The tower, which once broadcasted TV and radio frequencies has been out of action since 2002. However, its vital role in the history of the Soviet Union is undeniable. The tower was built at the urging of Lenin, who in 1919 signed a decree calling for the creation of a radio tower that could spread the communist message at home and abroad. The highest point in the city was selected for the location, and this dominating vertical construction was integrated into Soviet architect Alexei Shchusev’s New Moscow plan.

The job of designing and building the tower was given to Vladimir Shukhov, who was already over 60 at the time and the most famous engineer in Russia. Born in southwestern Russia in 1853, Shukhov was a polymath who also worked in architecture, chemistry, physics and photography.
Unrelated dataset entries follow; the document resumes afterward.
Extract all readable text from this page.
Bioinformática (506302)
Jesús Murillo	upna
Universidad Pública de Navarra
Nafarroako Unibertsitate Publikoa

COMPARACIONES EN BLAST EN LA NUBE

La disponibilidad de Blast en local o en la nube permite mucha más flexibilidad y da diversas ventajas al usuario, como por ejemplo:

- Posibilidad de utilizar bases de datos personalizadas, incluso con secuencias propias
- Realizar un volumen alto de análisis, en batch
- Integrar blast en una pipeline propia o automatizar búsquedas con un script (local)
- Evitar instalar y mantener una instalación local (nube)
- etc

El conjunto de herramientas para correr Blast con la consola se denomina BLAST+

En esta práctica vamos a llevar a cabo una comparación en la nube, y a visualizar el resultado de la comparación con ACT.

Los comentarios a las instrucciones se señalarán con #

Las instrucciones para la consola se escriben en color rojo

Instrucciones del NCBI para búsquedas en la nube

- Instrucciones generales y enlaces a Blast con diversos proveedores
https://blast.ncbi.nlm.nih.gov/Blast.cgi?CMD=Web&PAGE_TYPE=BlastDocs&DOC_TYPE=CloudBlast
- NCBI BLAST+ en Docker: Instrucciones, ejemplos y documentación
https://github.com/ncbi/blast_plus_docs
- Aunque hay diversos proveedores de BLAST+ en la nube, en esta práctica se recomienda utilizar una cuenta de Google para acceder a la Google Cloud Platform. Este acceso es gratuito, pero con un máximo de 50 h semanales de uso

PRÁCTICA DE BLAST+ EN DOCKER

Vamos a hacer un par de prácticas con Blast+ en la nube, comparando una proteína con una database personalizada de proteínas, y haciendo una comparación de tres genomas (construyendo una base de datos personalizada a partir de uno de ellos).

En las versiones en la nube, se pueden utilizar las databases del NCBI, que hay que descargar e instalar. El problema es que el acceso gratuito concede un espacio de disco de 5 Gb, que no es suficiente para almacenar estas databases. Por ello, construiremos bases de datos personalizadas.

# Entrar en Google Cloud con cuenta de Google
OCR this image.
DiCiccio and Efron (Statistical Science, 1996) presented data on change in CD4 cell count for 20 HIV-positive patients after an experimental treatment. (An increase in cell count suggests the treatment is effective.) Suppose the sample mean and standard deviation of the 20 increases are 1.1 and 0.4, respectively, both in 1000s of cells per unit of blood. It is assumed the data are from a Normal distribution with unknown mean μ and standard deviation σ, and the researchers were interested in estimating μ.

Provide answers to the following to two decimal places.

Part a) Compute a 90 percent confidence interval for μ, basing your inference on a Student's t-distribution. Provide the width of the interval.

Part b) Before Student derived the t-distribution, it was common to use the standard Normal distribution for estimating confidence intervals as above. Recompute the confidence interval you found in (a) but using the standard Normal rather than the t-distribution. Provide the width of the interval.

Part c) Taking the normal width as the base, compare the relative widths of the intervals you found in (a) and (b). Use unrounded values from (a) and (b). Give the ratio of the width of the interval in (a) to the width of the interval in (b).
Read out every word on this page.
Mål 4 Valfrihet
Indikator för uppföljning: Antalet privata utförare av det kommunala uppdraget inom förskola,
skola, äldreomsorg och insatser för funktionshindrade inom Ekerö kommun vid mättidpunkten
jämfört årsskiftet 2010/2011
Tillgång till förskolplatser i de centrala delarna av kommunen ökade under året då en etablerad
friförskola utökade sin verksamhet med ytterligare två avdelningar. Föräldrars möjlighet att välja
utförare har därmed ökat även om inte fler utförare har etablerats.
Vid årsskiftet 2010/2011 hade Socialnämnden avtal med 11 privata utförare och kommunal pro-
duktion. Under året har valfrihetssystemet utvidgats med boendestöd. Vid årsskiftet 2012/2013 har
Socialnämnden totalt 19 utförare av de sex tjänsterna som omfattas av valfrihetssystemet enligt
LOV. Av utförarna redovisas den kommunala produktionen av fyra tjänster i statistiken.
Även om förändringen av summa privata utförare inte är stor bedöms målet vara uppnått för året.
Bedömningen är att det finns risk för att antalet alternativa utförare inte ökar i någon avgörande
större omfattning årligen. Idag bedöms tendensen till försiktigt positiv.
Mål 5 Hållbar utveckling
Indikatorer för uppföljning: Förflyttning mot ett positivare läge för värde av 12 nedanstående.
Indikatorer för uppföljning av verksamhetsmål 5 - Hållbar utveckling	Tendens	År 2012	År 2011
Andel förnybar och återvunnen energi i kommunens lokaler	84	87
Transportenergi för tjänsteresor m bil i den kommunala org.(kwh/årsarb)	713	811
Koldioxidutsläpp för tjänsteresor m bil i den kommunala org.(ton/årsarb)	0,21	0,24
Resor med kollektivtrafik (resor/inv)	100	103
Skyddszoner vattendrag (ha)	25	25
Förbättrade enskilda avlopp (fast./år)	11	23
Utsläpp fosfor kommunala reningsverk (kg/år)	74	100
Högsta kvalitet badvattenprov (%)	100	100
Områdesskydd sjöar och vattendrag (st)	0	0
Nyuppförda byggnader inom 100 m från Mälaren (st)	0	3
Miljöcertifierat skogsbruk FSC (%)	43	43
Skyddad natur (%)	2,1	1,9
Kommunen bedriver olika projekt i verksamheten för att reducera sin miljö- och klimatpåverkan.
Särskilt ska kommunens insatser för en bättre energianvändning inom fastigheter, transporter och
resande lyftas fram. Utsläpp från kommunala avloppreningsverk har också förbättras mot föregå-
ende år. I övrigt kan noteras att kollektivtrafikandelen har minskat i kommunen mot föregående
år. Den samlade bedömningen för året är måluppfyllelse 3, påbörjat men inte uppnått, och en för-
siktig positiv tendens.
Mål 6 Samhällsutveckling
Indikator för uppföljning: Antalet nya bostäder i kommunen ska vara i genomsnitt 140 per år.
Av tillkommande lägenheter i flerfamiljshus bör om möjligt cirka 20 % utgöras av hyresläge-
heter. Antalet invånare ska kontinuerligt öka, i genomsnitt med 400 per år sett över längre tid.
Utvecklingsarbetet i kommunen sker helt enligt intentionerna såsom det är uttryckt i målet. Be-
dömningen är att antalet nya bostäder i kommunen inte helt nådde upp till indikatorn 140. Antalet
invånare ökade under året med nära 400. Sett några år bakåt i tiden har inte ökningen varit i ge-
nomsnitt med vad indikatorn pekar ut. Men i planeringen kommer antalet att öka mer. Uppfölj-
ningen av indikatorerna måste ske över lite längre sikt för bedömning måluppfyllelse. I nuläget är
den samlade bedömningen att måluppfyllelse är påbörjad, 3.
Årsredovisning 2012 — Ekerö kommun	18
In his career he built railway bridges, water towers, lighthouses, storage tanks, steam boilers, pumps, lattice coverings, warship masts and mines. Something of a ceiling specialist, in Moscow alone, he designed the roofs of department store GUM, the Pushkin Museum, the Metropolitan Hotel and Kiev train station, as well collaborating with the architect Konstantin Melnikov on the Bakhmetevsky Bus Garage and the Mossovet Truck Garage. His greatest achievement, however, was the development of the hyperboloid lattice tower. Drawing on Nikolai Lobachevsky’s revolutionary maths of curved spaces, Shukhov realised that a curving concave lacework of steel could be both strong and light; he debuted his new technique with a 25-metre tower in at the All-Russia Industrial Fair in 1899.

Shukhov was no great lover of Bolshevism, but he believed his work was both apolitical and necessary: “We should work independent of politics. Towers, boilers and beams will be needed and so will we.” And the radio tower was to be his crowning achievement: it was designed to be 350 metres high — 30 metres higher than the Eiffel Tower, and only a third of its weight, thanks to its economical openwork steel structure. Shortages during the Civil War, however, meant that the tower had to be scaled back to 150 metres, and even then it took an intervention by Lenin to secure the required amount of metal. With no blueprints being used, Shukhov directly oversaw the entire process. Each of the sections were first assembled within the bottom section, and then hoisted up into place by a system of pulleys. The tower made its first radio broadcast on 19 March 1922. In 1939, the year of Shukhov’s death, the tower began regular television broadcasting.

“Even though 135 million roubles of the federal budget were allocated for its restoration in 2009, nothing has been done”

The first major building constructed after the revolution and a very visible feature of the Moscow skyline, Shukhov’s tower is a worldwide symbol of Soviet avant-garde architecture and an engineering masterpiece. But the tower has been neglected: no anti-corrosion measures have been taken for over 30 years. Even though 135 million roubles of the federal budget were allocated for its restoration in 2009, nothing has been done. It seems the Shukhov Tower has fallen victim to the all too common tendency known as demolition by neglect.

The international campaign to save “Russia’s Eiffel Tower” has come to be a question not only of the difficulties of cultural heritage protection — a problem occurring worldwide — but also of the potential of unified public protest. The fact that a decision on the tower’s fate has not yet been announced, as was expected, might, just might, be a sign that the authorities have been cowed into reconsidering. Perhaps they are even carefully examining all the arguments against the destruction of one of Russia’s most significant international landmarks. As international attention grows, however, one thing is sure: the reaction to any decision is unlikely to be quiet.